Make WordPress Core

Tagged: importers Toggle Comment Threads | Keyboard Shortcuts

  • Frederick Ding 5:16 am on August 6, 2013 Permalink
    Tags: importers, ,   

    Migration update: try this importer 

    Hey everyone,

    The importer is largely unchanged from last week, with the exception of a few UI changes:

    • #341: Progress for posts/attachments/menu items is now shown correctly (in %d of %d format)
    • #342: The debug view (showing the raw data) now uses print_r through a special chars filter
    • #340: UI now has full-sentence strings to communicate how the process works and when the import is done, and Refresh/Abort buttons are shown above and below the progress.

    An import of a WordPress WXR file in progress

    A completed WordPress import

    I’ve also had the chance to run it against a large number of import files, including ones sent to me by generous volunteers who read some of my previous weekly updates (props @tieptoep). No catastrophes, yet!

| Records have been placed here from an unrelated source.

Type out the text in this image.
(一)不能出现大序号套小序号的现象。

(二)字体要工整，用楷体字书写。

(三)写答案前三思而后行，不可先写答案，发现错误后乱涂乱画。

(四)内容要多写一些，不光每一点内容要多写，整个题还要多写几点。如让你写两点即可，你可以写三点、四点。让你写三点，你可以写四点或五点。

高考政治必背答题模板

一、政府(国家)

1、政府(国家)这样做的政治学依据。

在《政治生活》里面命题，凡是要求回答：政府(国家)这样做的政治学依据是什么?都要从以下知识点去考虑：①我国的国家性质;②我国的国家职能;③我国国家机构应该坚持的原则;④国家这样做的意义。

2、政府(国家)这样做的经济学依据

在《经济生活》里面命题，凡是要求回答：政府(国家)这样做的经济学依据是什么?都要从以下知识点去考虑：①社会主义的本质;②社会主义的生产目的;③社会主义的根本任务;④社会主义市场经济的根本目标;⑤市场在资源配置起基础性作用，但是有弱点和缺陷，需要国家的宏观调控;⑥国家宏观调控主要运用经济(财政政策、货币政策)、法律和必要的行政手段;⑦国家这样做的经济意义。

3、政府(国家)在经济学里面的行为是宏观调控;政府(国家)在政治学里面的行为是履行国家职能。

    Obviously, it’s still a work in progress, but I’m now willing to risk a public beta. The usual disclaimers (please don’t use this on a production site) apply.

    Although I’m not aware of any other plugins that build on the WXR importer through its API, I nevertheless generated some PHPDoc API documentation using phpDocumentor 2, which might be handy if you decide to hook into this or reuse its components.

    I’d love to hear your feedback on the interface, on the general experience using this importer, and any errors or warnings that you encounter. Thanks!

    • thisislawatts 9:45 am on August 7, 2013 Permalink | Log in to Reply

      Really excited about this plugin, it’s development seems to coincide with my needing to transfer 6 WordPress blogs(~600 posts each) into 2. So you can only imagine my joy!

      I have downloaded the beta above I don’t seem to get anything beyond the initial ‘Import Status’, which shows how many posts it’s got to import, then clicking ‘Refresh’ I get -> http://thisis.la/pix/of-course.png. I am not sure what it’s doing here. I am running this on XAMPP so could it be an issue with the Cron not running? If you could point me towards a useful debugging point I will tell you every

      Then a second though on the UI, these blogs that I am importing have a stack of users, which typically result in -> http://thisis.la/pix/wordpress-import-assign.png. And that is super boring to fill in, so I created a quick JS snippet to go through and autofill those values. https://gist.github.com/thisislawatts/6163831. Thinking it would be great if those usernames wrapped in ()’s were also wrapped in a span to spare my messy regex.


      • Frederick Ding 7:13 pm on August 7, 2013 Permalink | Log in to Reply

        Thanks for trying it out! I expected there to be some problems, so let’s see if we can figure out what’s going on :)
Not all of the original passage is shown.